Over the past four months, nearly 50 million Americans have filed for unemployment benefits, according to U.S. Department of Labor statistics. Many of those filers lost insurance after being laid off.
“Depending on what numbers you look at, there are between 25 million to 70 million uninsured or significantly underinsured people in this country,” Desai said. “They’re on very high-deductible, ‘basic’ plans, or they have no health insurance at all — maybe because they recently lost their health insurance through their employers.”
Instead of “health insurance,” which can often be costly, Heal Pass is designed to be “health assurance,” the CEO noted.
But while the program is meant to fill care gaps for vulnerable populations, it also has the potential to lower enrollees’ ER utilization. People often inappropriately use the ER as a doctor’s office, resulting in sky-high medical bills and overburdened emergency room staff.
About 30% of emergency department visits among patients with common chronic conditions are potentially unnecessary, according to a 2019 report from health care consulting firm Premier Inc. Those unnecessary visits contribute to an estimated $8.3 billion in additional emergency department costs.
“With [doctor house calls], you can talk to a doctor, get your questions answered, get your primary care, possibly make sure this bug you think you have isn’t COVID,” Desai said. “Instead of going to the ER, you can stay in your house and stay safe. And you know the ER isn’t going to chase you down for a $2,000 bill.”

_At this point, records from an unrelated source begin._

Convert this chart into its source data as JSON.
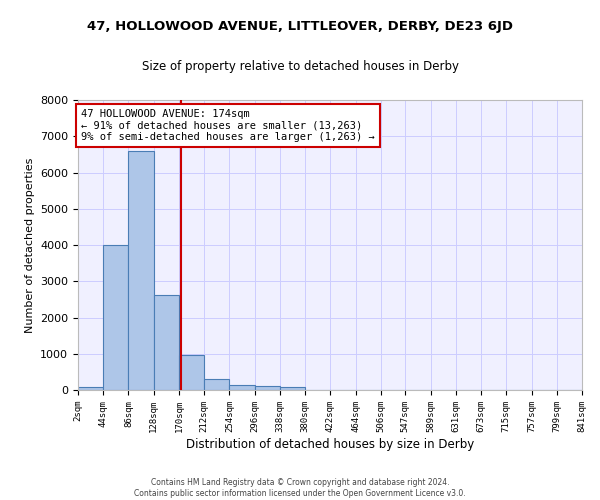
{
  "title": "47, HOLLOWOOD AVENUE, LITTLEOVER, DERBY, DE23 6JD",
  "subtitle": "Size of property relative to detached houses in Derby",
  "xlabel": "Distribution of detached houses by size in Derby",
  "ylabel": "Number of detached properties",
  "footnote": "Contains HM Land Registry data © Crown copyright and database right 2024.\nContains public sector information licensed under the Open Government Licence v3.0.",
  "bin_edges": [
    2,
    44,
    86,
    128,
    170,
    212,
    254,
    296,
    338,
    380,
    422,
    464,
    506,
    547,
    589,
    631,
    673,
    715,
    757,
    799,
    841
  ],
  "bar_heights": [
    70,
    4000,
    6580,
    2630,
    960,
    310,
    125,
    110,
    90,
    0,
    0,
    0,
    0,
    0,
    0,
    0,
    0,
    0,
    0,
    0
  ],
  "bar_color": "#aec6e8",
  "bar_edge_color": "#4a7db5",
  "property_size": 174,
  "property_line_color": "#cc0000",
  "annotation_text": "47 HOLLOWOOD AVENUE: 174sqm\n← 91% of detached houses are smaller (13,263)\n9% of semi-detached houses are larger (1,263) →",
  "annotation_box_color": "#cc0000",
  "annotation_text_color": "#000000",
  "ylim": [
    0,
    8000
  ],
  "grid_color": "#ccccff",
  "background_color": "#f0f0ff",
  "tick_labels": [
    "2sqm",
    "44sqm",
    "86sqm",
    "128sqm",
    "170sqm",
    "212sqm",
    "254sqm",
    "296sqm",
    "338sqm",
    "380sqm",
    "422sqm",
    "464sqm",
    "506sqm",
    "547sqm",
    "589sqm",
    "631sqm",
    "673sqm",
    "715sqm",
    "757sqm",
    "799sqm",
    "841sqm"
  ]
}
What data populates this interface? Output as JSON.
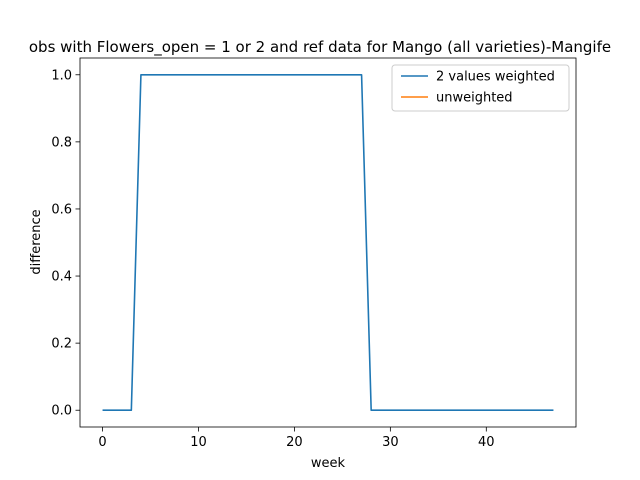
{
  "chart_data": {
    "type": "line",
    "title": "obs with Flowers_open = 1 or 2 and ref data for Mango (all varieties)-Mangife",
    "xlabel": "week",
    "ylabel": "difference",
    "xlim": [
      -2.35,
      49.35
    ],
    "ylim": [
      -0.05,
      1.05
    ],
    "xticks": [
      0,
      10,
      20,
      30,
      40
    ],
    "yticks": [
      0.0,
      0.2,
      0.4,
      0.6,
      0.8,
      1.0
    ],
    "xtick_labels": [
      "0",
      "10",
      "20",
      "30",
      "40"
    ],
    "ytick_labels": [
      "0.0",
      "0.2",
      "0.4",
      "0.6",
      "0.8",
      "1.0"
    ],
    "grid": false,
    "legend_position": "top-right",
    "series": [
      {
        "name": "2 values weighted",
        "color": "#1f77b4",
        "x": [
          0,
          1,
          2,
          3,
          4,
          5,
          6,
          7,
          8,
          9,
          10,
          11,
          12,
          13,
          14,
          15,
          16,
          17,
          18,
          19,
          20,
          21,
          22,
          23,
          24,
          25,
          26,
          27,
          28,
          29,
          30,
          31,
          32,
          33,
          34,
          35,
          36,
          37,
          38,
          39,
          40,
          41,
          42,
          43,
          44,
          45,
          46,
          47
        ],
        "y": [
          0,
          0,
          0,
          0,
          1,
          1,
          1,
          1,
          1,
          1,
          1,
          1,
          1,
          1,
          1,
          1,
          1,
          1,
          1,
          1,
          1,
          1,
          1,
          1,
          1,
          1,
          1,
          1,
          0,
          0,
          0,
          0,
          0,
          0,
          0,
          0,
          0,
          0,
          0,
          0,
          0,
          0,
          0,
          0,
          0,
          0,
          0,
          0
        ]
      },
      {
        "name": "unweighted",
        "color": "#ff7f0e",
        "x": [],
        "y": []
      }
    ]
  }
}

Diving deeper into telemedicine
Since launching six years ago, Heal and its team of physicians have delivered more than 200,000 patient visits while establishing collaborations with some of the health care sector’s biggest players, Humana Inc. (NYSE: HUM).
In total, Heal has raised more than $71.1 million. Its investors include American singer-songwriter Lionel Richie, well-known venture capitalist Jim Breyer, Fidelity Contrafund and others.
Traditionally, Heal’s business model has been built on in-person physician house calls, though the company always offered telemedicine options for follow-up visits. After the coronavirus began spreading across the U.S., Heal shifted to a telemedicine-first model to minimize exposure risks.
Compared to February levels, Heal has seen its telemedicine business grow “by about 21 times,” according to Desai.
“Starting around March 10, we made it mandatory that everyone had to use telemedicine first, so we can screen for COVID symptoms before you get a house call,” he said. “Now, you have the option of booking either [in-person or telemedicine] visits.”
While Heal’s telemedicine business has skyrocketed recently, its core in-person house call offering has also grown, though at a more gradual rate.
Looking ahead, Heal will look to grow Heal Pass enrollment throughout 2020 while pursuing expansions into new markets. Additionally, the company will continue to explore partnerships with Medicare-certified home health providers and non-medical home care agencies, Desai added.
Heal regularly works with many large home-based care providers already, such as Kindred at Home and Girling Home Health, among others.
“We work with many agencies around the country, from the large providers to your smaller mom-and-pop agencies,” Desai said. “They’re a source of referrals for senior patients.”